The question remains: What is the proper question? That much, to be certain, remains mysterious.
So, there is this thing people do, sometimes, and perhaps it is perfectly human behavior, except when it is so clearly statistically deviantα. Or maybe it’s just something about perception. Sometimes we exist in an environment where simple things are impossible: I am writing something; my coffee cup is empty; if you wish to take odds, no, I cannot manage to go refill my coffee cup without someone demanding that I stop what I am doing and undertake another task.
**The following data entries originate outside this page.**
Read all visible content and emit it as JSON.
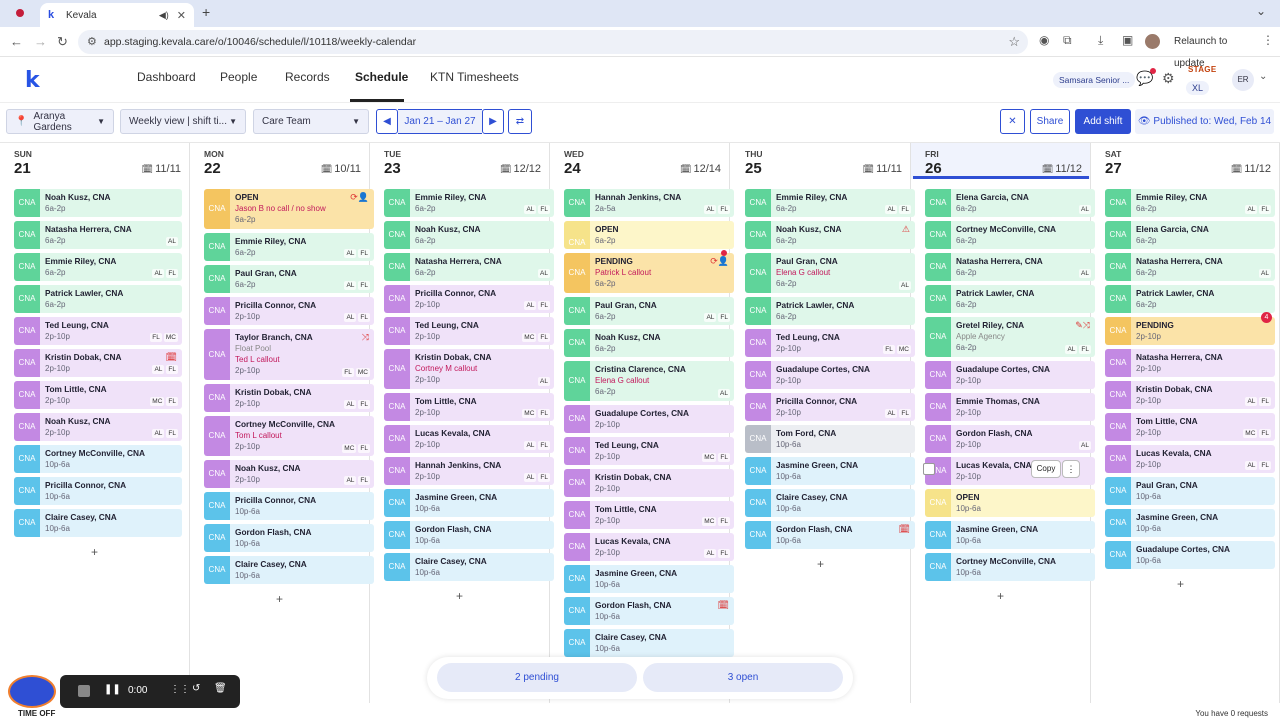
{
  "browser": {
    "tab_title": "Kevala",
    "url": "app.staging.kevala.care/o/10046/schedule/l/10118/weekly-calendar",
    "relaunch": "Relaunch to update"
  },
  "nav": {
    "logo": "k",
    "links": [
      "Dashboard",
      "People",
      "Records",
      "Schedule",
      "KTN Timesheets"
    ],
    "org": "Samsara Senior ...",
    "stage": "STAGE",
    "stage_size": "XL",
    "user": "ER"
  },
  "toolbar": {
    "location": "Aranya Gardens",
    "view": "Weekly view | shift ti...",
    "team": "Care Team",
    "date_range": "Jan 21 – Jan 27",
    "share": "Share",
    "add_shift": "Add shift",
    "published": "Published to: Wed, Feb 14"
  },
  "days": [
    {
      "dow": "SUN",
      "num": "21",
      "count": "11/11"
    },
    {
      "dow": "MON",
      "num": "22",
      "count": "10/11"
    },
    {
      "dow": "TUE",
      "num": "23",
      "count": "12/12"
    },
    {
      "dow": "WED",
      "num": "24",
      "count": "12/14"
    },
    {
      "dow": "THU",
      "num": "25",
      "count": "11/11"
    },
    {
      "dow": "FRI",
      "num": "26",
      "count": "11/12"
    },
    {
      "dow": "SAT",
      "num": "27",
      "count": "11/12"
    }
  ],
  "shifts": [
    [
      {
        "c": "g",
        "role": "CNA",
        "name": "Noah Kusz, CNA",
        "time": "6a-2p",
        "tags": []
      },
      {
        "c": "g",
        "role": "CNA",
        "name": "Natasha Herrera, CNA",
        "time": "6a-2p",
        "tags": [
          "AL"
        ]
      },
      {
        "c": "g",
        "role": "CNA",
        "name": "Emmie Riley, CNA",
        "time": "6a-2p",
        "tags": [
          "AL",
          "FL"
        ]
      },
      {
        "c": "g",
        "role": "CNA",
        "name": "Patrick Lawler, CNA",
        "time": "6a-2p",
        "tags": []
      },
      {
        "c": "p",
        "role": "CNA",
        "name": "Ted Leung, CNA",
        "time": "2p-10p",
        "tags": [
          "FL",
          "MC"
        ]
      },
      {
        "c": "p",
        "role": "CNA",
        "name": "Kristin Dobak, CNA",
        "time": "2p-10p",
        "tags": [
          "AL",
          "FL"
        ],
        "icon": "🗓"
      },
      {
        "c": "p",
        "role": "CNA",
        "name": "Tom Little, CNA",
        "time": "2p-10p",
        "tags": [
          "MC",
          "FL"
        ]
      },
      {
        "c": "p",
        "role": "CNA",
        "name": "Noah Kusz, CNA",
        "time": "2p-10p",
        "tags": [
          "AL",
          "FL"
        ]
      },
      {
        "c": "b",
        "role": "CNA",
        "name": "Cortney McConville, CNA",
        "time": "10p-6a",
        "tags": []
      },
      {
        "c": "b",
        "role": "CNA",
        "name": "Pricilla Connor, CNA",
        "time": "10p-6a",
        "tags": []
      },
      {
        "c": "b",
        "role": "CNA",
        "name": "Claire Casey, CNA",
        "time": "10p-6a",
        "tags": []
      }
    ],
    [
      {
        "c": "o",
        "role": "CNA",
        "name": "OPEN",
        "sub": "Jason B no call / no show",
        "time": "6a-2p",
        "tags": [],
        "icon": "⟳👤",
        "h": "mid"
      },
      {
        "c": "g",
        "role": "CNA",
        "name": "Emmie Riley, CNA",
        "time": "6a-2p",
        "tags": [
          "AL",
          "FL"
        ]
      },
      {
        "c": "g",
        "role": "CNA",
        "name": "Paul Gran, CNA",
        "time": "6a-2p",
        "tags": [
          "AL",
          "FL"
        ]
      },
      {
        "c": "p",
        "role": "CNA",
        "name": "Pricilla Connor, CNA",
        "time": "2p-10p",
        "tags": [
          "AL",
          "FL"
        ]
      },
      {
        "c": "p",
        "role": "CNA",
        "name": "Taylor Branch, CNA",
        "sub2": "Float Pool",
        "sub": "Ted L callout",
        "time": "2p-10p",
        "tags": [
          "FL",
          "MC"
        ],
        "icon": "⤨",
        "h": "big"
      },
      {
        "c": "p",
        "role": "CNA",
        "name": "Kristin Dobak, CNA",
        "time": "2p-10p",
        "tags": [
          "AL",
          "FL"
        ]
      },
      {
        "c": "p",
        "role": "CNA",
        "name": "Cortney McConville, CNA",
        "sub": "Tom L callout",
        "time": "2p-10p",
        "tags": [
          "MC",
          "FL"
        ],
        "h": "mid"
      },
      {
        "c": "p",
        "role": "CNA",
        "name": "Noah Kusz, CNA",
        "time": "2p-10p",
        "tags": [
          "AL",
          "FL"
        ]
      },
      {
        "c": "b",
        "role": "CNA",
        "name": "Pricilla Connor, CNA",
        "time": "10p-6a",
        "tags": []
      },
      {
        "c": "b",
        "role": "CNA",
        "name": "Gordon Flash, CNA",
        "time": "10p-6a",
        "tags": []
      },
      {
        "c": "b",
        "role": "CNA",
        "name": "Claire Casey, CNA",
        "time": "10p-6a",
        "tags": []
      }
    ],
    [
      {
        "c": "g",
        "role": "CNA",
        "name": "Emmie Riley, CNA",
        "time": "6a-2p",
        "tags": [
          "AL",
          "FL"
        ]
      },
      {
        "c": "g",
        "role": "CNA",
        "name": "Noah Kusz, CNA",
        "time": "6a-2p",
        "tags": []
      },
      {
        "c": "g",
        "role": "CNA",
        "name": "Natasha Herrera, CNA",
        "time": "6a-2p",
        "tags": [
          "AL"
        ]
      },
      {
        "c": "p",
        "role": "CNA",
        "name": "Pricilla Connor, CNA",
        "time": "2p-10p",
        "tags": [
          "AL",
          "FL"
        ]
      },
      {
        "c": "p",
        "role": "CNA",
        "name": "Ted Leung, CNA",
        "time": "2p-10p",
        "tags": [
          "MC",
          "FL"
        ]
      },
      {
        "c": "p",
        "role": "CNA",
        "name": "Kristin Dobak, CNA",
        "sub": "Cortney M callout",
        "time": "2p-10p",
        "tags": [
          "AL"
        ],
        "h": "mid"
      },
      {
        "c": "p",
        "role": "CNA",
        "name": "Tom Little, CNA",
        "time": "2p-10p",
        "tags": [
          "MC",
          "FL"
        ]
      },
      {
        "c": "p",
        "role": "CNA",
        "name": "Lucas Kevala, CNA",
        "time": "2p-10p",
        "tags": [
          "AL",
          "FL"
        ]
      },
      {
        "c": "p",
        "role": "CNA",
        "name": "Hannah Jenkins, CNA",
        "time": "2p-10p",
        "tags": [
          "AL",
          "FL"
        ]
      },
      {
        "c": "b",
        "role": "CNA",
        "name": "Jasmine Green, CNA",
        "time": "10p-6a",
        "tags": []
      },
      {
        "c": "b",
        "role": "CNA",
        "name": "Gordon Flash, CNA",
        "time": "10p-6a",
        "tags": []
      },
      {
        "c": "b",
        "role": "CNA",
        "name": "Claire Casey, CNA",
        "time": "10p-6a",
        "tags": []
      }
    ],
    [
      {
        "c": "g",
        "role": "CNA",
        "name": "Hannah Jenkins, CNA",
        "time": "2a-5a",
        "tags": [
          "AL",
          "FL"
        ]
      },
      {
        "c": "y",
        "role": "CNA SUP-C",
        "name": "OPEN",
        "time": "6a-2p",
        "tags": [],
        "sup": true
      },
      {
        "c": "o",
        "role": "CNA",
        "name": "PENDING",
        "sub": "Patrick L callout",
        "time": "6a-2p",
        "tags": [],
        "icon": "⟳👤",
        "h": "mid"
      },
      {
        "c": "g",
        "role": "CNA",
        "name": "Paul Gran, CNA",
        "time": "6a-2p",
        "tags": [
          "AL",
          "FL"
        ]
      },
      {
        "c": "g",
        "role": "CNA",
        "name": "Noah Kusz, CNA",
        "time": "6a-2p",
        "tags": []
      },
      {
        "c": "g",
        "role": "CNA",
        "name": "Cristina Clarence, CNA",
        "sub": "Elena G callout",
        "time": "6a-2p",
        "tags": [
          "AL"
        ],
        "h": "mid"
      },
      {
        "c": "p",
        "role": "CNA",
        "name": "Guadalupe Cortes, CNA",
        "time": "2p-10p",
        "tags": []
      },
      {
        "c": "p",
        "role": "CNA",
        "name": "Ted Leung, CNA",
        "time": "2p-10p",
        "tags": [
          "MC",
          "FL"
        ]
      },
      {
        "c": "p",
        "role": "CNA",
        "name": "Kristin Dobak, CNA",
        "time": "2p-10p",
        "tags": []
      },
      {
        "c": "p",
        "role": "CNA",
        "name": "Tom Little, CNA",
        "time": "2p-10p",
        "tags": [
          "MC",
          "FL"
        ]
      },
      {
        "c": "p",
        "role": "CNA",
        "name": "Lucas Kevala, CNA",
        "time": "2p-10p",
        "tags": [
          "AL",
          "FL"
        ]
      },
      {
        "c": "b",
        "role": "CNA",
        "name": "Jasmine Green, CNA",
        "time": "10p-6a",
        "tags": []
      },
      {
        "c": "b",
        "role": "CNA",
        "name": "Gordon Flash, CNA",
        "time": "10p-6a",
        "tags": [],
        "icon": "🗓"
      },
      {
        "c": "b",
        "role": "CNA",
        "name": "Claire Casey, CNA",
        "time": "10p-6a",
        "tags": []
      }
    ],
    [
      {
        "c": "g",
        "role": "CNA",
        "name": "Emmie Riley, CNA",
        "time": "6a-2p",
        "tags": [
          "AL",
          "FL"
        ]
      },
      {
        "c": "g",
        "role": "CNA",
        "name": "Noah Kusz, CNA",
        "time": "6a-2p",
        "tags": [],
        "icon": "⚠"
      },
      {
        "c": "g",
        "role": "CNA",
        "name": "Paul Gran, CNA",
        "sub": "Elena G callout",
        "time": "6a-2p",
        "tags": [
          "AL"
        ],
        "h": "mid"
      },
      {
        "c": "g",
        "role": "CNA",
        "name": "Patrick Lawler, CNA",
        "time": "6a-2p",
        "tags": []
      },
      {
        "c": "p",
        "role": "CNA",
        "name": "Ted Leung, CNA",
        "time": "2p-10p",
        "tags": [
          "FL",
          "MC"
        ]
      },
      {
        "c": "p",
        "role": "CNA",
        "name": "Guadalupe Cortes, CNA",
        "time": "2p-10p",
        "tags": []
      },
      {
        "c": "p",
        "role": "CNA",
        "name": "Pricilla Connor, CNA",
        "time": "2p-10p",
        "tags": [
          "AL",
          "FL"
        ]
      },
      {
        "c": "gy",
        "role": "CNA",
        "name": "Tom Ford, CNA",
        "time": "10p-6a",
        "tags": []
      },
      {
        "c": "b",
        "role": "CNA",
        "name": "Jasmine Green, CNA",
        "time": "10p-6a",
        "tags": []
      },
      {
        "c": "b",
        "role": "CNA",
        "name": "Claire Casey, CNA",
        "time": "10p-6a",
        "tags": []
      },
      {
        "c": "b",
        "role": "CNA",
        "name": "Gordon Flash, CNA",
        "time": "10p-6a",
        "tags": [],
        "icon": "🗓"
      }
    ],
    [
      {
        "c": "g",
        "role": "CNA",
        "name": "Elena Garcia, CNA",
        "time": "6a-2p",
        "tags": [
          "AL"
        ]
      },
      {
        "c": "g",
        "role": "CNA",
        "name": "Cortney McConville, CNA",
        "time": "6a-2p",
        "tags": []
      },
      {
        "c": "g",
        "role": "CNA",
        "name": "Natasha Herrera, CNA",
        "time": "6a-2p",
        "tags": [
          "AL"
        ]
      },
      {
        "c": "g",
        "role": "CNA",
        "name": "Patrick Lawler, CNA",
        "time": "6a-2p",
        "tags": []
      },
      {
        "c": "g",
        "role": "CNA",
        "name": "Gretel Riley, CNA",
        "sub2": "Apple Agency",
        "time": "6a-2p",
        "tags": [
          "AL",
          "FL"
        ],
        "icon": "✎⤨",
        "h": "mid"
      },
      {
        "c": "p",
        "role": "CNA",
        "name": "Guadalupe Cortes, CNA",
        "time": "2p-10p",
        "tags": []
      },
      {
        "c": "p",
        "role": "CNA",
        "name": "Emmie Thomas, CNA",
        "time": "2p-10p",
        "tags": []
      },
      {
        "c": "p",
        "role": "CNA",
        "name": "Gordon Flash, CNA",
        "time": "2p-10p",
        "tags": [
          "AL"
        ]
      },
      {
        "c": "p",
        "role": "CNA",
        "name": "Lucas Kevala, CNA",
        "time": "2p-10p",
        "tags": []
      },
      {
        "c": "y",
        "role": "CNA",
        "name": "OPEN",
        "time": "10p-6a",
        "tags": []
      },
      {
        "c": "b",
        "role": "CNA",
        "name": "Jasmine Green, CNA",
        "time": "10p-6a",
        "tags": []
      },
      {
        "c": "b",
        "role": "CNA",
        "name": "Cortney McConville, CNA",
        "time": "10p-6a",
        "tags": []
      }
    ],
    [
      {
        "c": "g",
        "role": "CNA",
        "name": "Emmie Riley, CNA",
        "time": "6a-2p",
        "tags": [
          "AL",
          "FL"
        ]
      },
      {
        "c": "g",
        "role": "CNA",
        "name": "Elena Garcia, CNA",
        "time": "6a-2p",
        "tags": []
      },
      {
        "c": "g",
        "role": "CNA",
        "name": "Natasha Herrera, CNA",
        "time": "6a-2p",
        "tags": [
          "AL"
        ]
      },
      {
        "c": "g",
        "role": "CNA",
        "name": "Patrick Lawler, CNA",
        "time": "6a-2p",
        "tags": []
      },
      {
        "c": "o",
        "role": "CNA",
        "name": "PENDING",
        "time": "2p-10p",
        "tags": []
      },
      {
        "c": "p",
        "role": "CNA",
        "name": "Natasha Herrera, CNA",
        "time": "2p-10p",
        "tags": []
      },
      {
        "c": "p",
        "role": "CNA",
        "name": "Kristin Dobak, CNA",
        "time": "2p-10p",
        "tags": [
          "AL",
          "FL"
        ]
      },
      {
        "c": "p",
        "role": "CNA",
        "name": "Tom Little, CNA",
        "time": "2p-10p",
        "tags": [
          "MC",
          "FL"
        ]
      },
      {
        "c": "p",
        "role": "CNA",
        "name": "Lucas Kevala, CNA",
        "time": "2p-10p",
        "tags": [
          "AL",
          "FL"
        ]
      },
      {
        "c": "b",
        "role": "CNA",
        "name": "Paul Gran, CNA",
        "time": "10p-6a",
        "tags": []
      },
      {
        "c": "b",
        "role": "CNA",
        "name": "Jasmine Green, CNA",
        "time": "10p-6a",
        "tags": []
      },
      {
        "c": "b",
        "role": "CNA",
        "name": "Guadalupe Cortes, CNA",
        "time": "10p-6a",
        "tags": []
      }
    ]
  ],
  "add_label": "+",
  "copy_label": "Copy",
  "more_label": "⋮",
  "sat_badge": "4",
  "bottom": {
    "pending": "2 pending",
    "open": "3 open"
  },
  "recorder": {
    "time": "0:00"
  },
  "footer": {
    "left": "TIME OFF",
    "right": "You have 0 requests"
  }
}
And perhaps that summary sounds a bit pointed, but when you can watch someone get up and start searching the room for something to give you, they make some sort of point: Here is something that looks like it has a deadline in about four weeks; you need to stop what you are doing and do this thing right now.
And if you ask about this phenomenon, the one thing people don’t do is explain why they can’t leave you to what you’re doing; indeed, very often they come right out and—what, confess? admit? acknowledge? chide?—say the one has nothing to do with the other.
α There is, of course, a recursive dive into the question acknowledging that statistical deviance, real or perceived, is itself perfectly human; this is, to the one, a seemingly legitimate existential consideration, and, to the other, a nihilistic rabbit hole.
Ambition is obligation.
No, really, this is hardly any manner of genius, but at the same time it seems worth noting explicitly. Call it some sort of multiphasic something or other. Still, as so much happens, perhaps I ought to write it down, yet the act is laborious and stylistic precisely, at least in part, because of ambition; and the most direct address of labor and futility only amounts to greater, or, at least, other and more complex, obligation according to reframed ambition.
And say what we will about desire and suffering, but ambition, in function, is obligation.
Frameworks are as frameworks will; that life is more than mere utility of accident is an article of faith. Our futility is our own choice to attend the word.
Anatomical Futility is the name of my . . . ¿sixteenth? . . . yeah, something like that . . . next punk band.
A reflection on anatomical impossibility:
“I gave it the ol’ college try—well, you know, everything short of binging to blackout so someone else could cram it in for me—but, no, it ain’t happening.”